GLP1 receptor agonist therapies induce substantial weight loss, but up to 40% of this weight loss is lean mass, particularly muscle. Loss of muscle mass can be caused via activation of type II activin receptors ActRIIA and/or ActRIIB, and blockade of these receptors can lead to muscle growth in humans. A study in Nature Communications describes a strategy for preventing muscle mass loss during GLP1 receptor agonist therapy by dual blockade of the ActRIIA and ActRIIB ligands GDF8 (also known as myostatin) and activin A.

The researchers treated diet-induced obese mice with either a vehicle control, the GLP1 receptor agonist semaglutide alone, GDF8 and activin A antibody blockade alone (αMSTN–αActA) or semaglutide and αMSTN–αActA. The combination therapy of semaglutide and dual GDF8 and activin A blockade resulted in similar levels of total body weight loss to semaglutide alone, but statistically significantly greater protection from lean mass loss and substantially greater reduction in percentage fat mass than with semaglutide alone.

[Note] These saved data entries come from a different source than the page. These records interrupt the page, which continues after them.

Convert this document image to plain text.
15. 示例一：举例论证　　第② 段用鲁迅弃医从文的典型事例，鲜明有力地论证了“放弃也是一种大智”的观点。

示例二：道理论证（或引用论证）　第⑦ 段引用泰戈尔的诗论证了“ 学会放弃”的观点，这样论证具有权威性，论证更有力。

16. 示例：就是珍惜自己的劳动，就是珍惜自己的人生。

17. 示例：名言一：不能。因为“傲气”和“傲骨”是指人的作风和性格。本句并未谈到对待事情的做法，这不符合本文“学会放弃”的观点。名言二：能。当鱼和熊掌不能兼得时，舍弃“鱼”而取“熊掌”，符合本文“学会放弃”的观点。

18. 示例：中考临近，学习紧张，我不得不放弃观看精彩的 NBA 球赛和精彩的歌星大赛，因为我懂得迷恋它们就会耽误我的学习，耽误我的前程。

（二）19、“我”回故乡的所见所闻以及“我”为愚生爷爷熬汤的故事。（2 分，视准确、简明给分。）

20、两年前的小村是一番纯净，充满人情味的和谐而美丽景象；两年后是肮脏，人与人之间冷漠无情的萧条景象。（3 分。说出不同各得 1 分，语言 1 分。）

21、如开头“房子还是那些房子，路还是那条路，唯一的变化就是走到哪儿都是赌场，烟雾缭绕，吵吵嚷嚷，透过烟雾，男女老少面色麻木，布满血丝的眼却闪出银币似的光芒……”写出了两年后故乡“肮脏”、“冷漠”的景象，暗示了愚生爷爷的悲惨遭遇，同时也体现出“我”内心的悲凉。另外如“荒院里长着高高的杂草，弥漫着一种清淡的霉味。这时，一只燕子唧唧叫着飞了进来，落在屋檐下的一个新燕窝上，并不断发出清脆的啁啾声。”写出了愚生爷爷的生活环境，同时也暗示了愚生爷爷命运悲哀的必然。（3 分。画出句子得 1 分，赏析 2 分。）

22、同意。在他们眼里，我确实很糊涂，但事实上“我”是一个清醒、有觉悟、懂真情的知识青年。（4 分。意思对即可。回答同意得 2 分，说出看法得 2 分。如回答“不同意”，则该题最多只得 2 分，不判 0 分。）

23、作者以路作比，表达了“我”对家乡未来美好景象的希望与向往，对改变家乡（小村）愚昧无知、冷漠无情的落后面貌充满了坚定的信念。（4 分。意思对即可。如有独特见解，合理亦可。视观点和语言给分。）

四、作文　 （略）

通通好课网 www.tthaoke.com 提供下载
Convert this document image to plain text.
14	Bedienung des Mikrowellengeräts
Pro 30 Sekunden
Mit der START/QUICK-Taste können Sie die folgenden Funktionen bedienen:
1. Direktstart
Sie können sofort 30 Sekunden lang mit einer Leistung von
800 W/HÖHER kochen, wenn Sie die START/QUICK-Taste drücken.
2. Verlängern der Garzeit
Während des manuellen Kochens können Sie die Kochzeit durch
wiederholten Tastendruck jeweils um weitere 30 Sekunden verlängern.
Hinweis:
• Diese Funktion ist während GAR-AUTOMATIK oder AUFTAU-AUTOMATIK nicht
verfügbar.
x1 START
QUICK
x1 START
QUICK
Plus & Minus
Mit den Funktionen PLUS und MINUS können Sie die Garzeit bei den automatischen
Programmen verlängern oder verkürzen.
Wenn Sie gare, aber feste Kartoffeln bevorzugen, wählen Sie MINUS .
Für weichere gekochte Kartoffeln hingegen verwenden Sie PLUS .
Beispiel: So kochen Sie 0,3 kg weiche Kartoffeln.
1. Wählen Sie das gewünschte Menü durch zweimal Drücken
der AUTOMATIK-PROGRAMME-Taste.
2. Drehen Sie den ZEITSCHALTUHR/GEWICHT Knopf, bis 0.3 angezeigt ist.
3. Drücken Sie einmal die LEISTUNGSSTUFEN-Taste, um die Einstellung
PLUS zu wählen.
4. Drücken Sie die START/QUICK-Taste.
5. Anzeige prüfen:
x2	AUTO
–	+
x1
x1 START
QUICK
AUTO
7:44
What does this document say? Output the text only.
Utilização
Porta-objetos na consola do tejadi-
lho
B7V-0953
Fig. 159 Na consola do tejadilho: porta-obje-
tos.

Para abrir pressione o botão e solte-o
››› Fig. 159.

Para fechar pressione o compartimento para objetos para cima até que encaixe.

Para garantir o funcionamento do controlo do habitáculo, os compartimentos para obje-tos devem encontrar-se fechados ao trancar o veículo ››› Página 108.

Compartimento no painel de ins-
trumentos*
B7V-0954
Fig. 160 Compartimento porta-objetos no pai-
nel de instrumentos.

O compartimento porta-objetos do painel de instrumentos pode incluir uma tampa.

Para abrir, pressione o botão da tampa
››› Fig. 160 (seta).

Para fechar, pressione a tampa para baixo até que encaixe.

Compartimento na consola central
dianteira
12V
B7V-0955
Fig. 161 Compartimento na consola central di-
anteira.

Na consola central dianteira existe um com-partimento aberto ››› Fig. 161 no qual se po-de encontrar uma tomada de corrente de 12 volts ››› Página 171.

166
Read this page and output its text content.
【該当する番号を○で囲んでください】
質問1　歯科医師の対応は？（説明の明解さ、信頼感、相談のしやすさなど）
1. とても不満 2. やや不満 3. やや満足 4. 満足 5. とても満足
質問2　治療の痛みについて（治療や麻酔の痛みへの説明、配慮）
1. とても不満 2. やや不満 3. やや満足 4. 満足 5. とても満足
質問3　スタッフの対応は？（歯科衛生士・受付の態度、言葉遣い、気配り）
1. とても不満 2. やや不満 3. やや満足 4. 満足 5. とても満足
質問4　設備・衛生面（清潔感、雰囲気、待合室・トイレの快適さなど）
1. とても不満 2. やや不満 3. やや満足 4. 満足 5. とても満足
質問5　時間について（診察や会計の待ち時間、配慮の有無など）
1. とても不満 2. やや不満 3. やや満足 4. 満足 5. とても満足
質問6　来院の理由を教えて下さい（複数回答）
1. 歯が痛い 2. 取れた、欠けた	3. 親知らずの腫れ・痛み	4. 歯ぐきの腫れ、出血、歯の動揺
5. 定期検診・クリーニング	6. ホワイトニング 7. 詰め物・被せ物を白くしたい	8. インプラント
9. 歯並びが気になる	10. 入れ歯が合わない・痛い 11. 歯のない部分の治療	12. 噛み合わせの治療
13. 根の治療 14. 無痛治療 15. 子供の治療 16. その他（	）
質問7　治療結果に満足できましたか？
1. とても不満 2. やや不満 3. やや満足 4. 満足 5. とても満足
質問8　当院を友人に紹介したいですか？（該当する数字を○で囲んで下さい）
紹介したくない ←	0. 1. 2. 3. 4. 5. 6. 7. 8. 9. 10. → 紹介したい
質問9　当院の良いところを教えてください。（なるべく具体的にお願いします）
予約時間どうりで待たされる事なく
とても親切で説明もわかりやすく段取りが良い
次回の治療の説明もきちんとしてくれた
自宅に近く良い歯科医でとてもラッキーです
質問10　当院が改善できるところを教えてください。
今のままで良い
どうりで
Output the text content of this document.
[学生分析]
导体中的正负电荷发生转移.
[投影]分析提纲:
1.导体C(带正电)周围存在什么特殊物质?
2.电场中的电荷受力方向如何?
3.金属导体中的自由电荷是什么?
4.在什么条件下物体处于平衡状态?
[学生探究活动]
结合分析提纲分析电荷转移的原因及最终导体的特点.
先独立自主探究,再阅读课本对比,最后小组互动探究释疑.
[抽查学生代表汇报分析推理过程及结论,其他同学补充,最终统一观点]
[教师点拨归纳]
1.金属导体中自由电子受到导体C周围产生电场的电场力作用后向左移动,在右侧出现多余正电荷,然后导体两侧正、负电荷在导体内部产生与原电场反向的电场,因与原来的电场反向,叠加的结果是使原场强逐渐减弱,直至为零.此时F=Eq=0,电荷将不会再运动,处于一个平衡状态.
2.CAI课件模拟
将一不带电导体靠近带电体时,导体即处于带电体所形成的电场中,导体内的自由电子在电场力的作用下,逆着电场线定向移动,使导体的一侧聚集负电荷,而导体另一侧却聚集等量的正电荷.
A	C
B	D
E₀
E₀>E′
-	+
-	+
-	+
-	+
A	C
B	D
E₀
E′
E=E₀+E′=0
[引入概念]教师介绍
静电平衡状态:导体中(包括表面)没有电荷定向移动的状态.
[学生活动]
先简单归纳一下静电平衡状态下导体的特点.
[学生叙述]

Using the same treatment groups, the researchers then assessed the effect of semaglutide with GDF8 and activin A blockade in non-human primates (cynomolgus monkeys) with obesity. As in mice, both the semaglutide alone and semaglutide with αMSTN–αActA caused significant body weight reduction compared with vehicle controls, and semaglutide with αMSTN–αActA treatment led to increased lean mass compared with both baseline and the semaglutide-only group. In addition, semaglutide with αMSTN–αActA showed the greatest improvement in metabolic parameters out of all treatment groups.

The authors hope that supplementing GLP1 receptor agonist use with GDF8 and activin A blockade can greatly improve the benefits of these therapies, while minimizing potentially harmful loss of lean mass.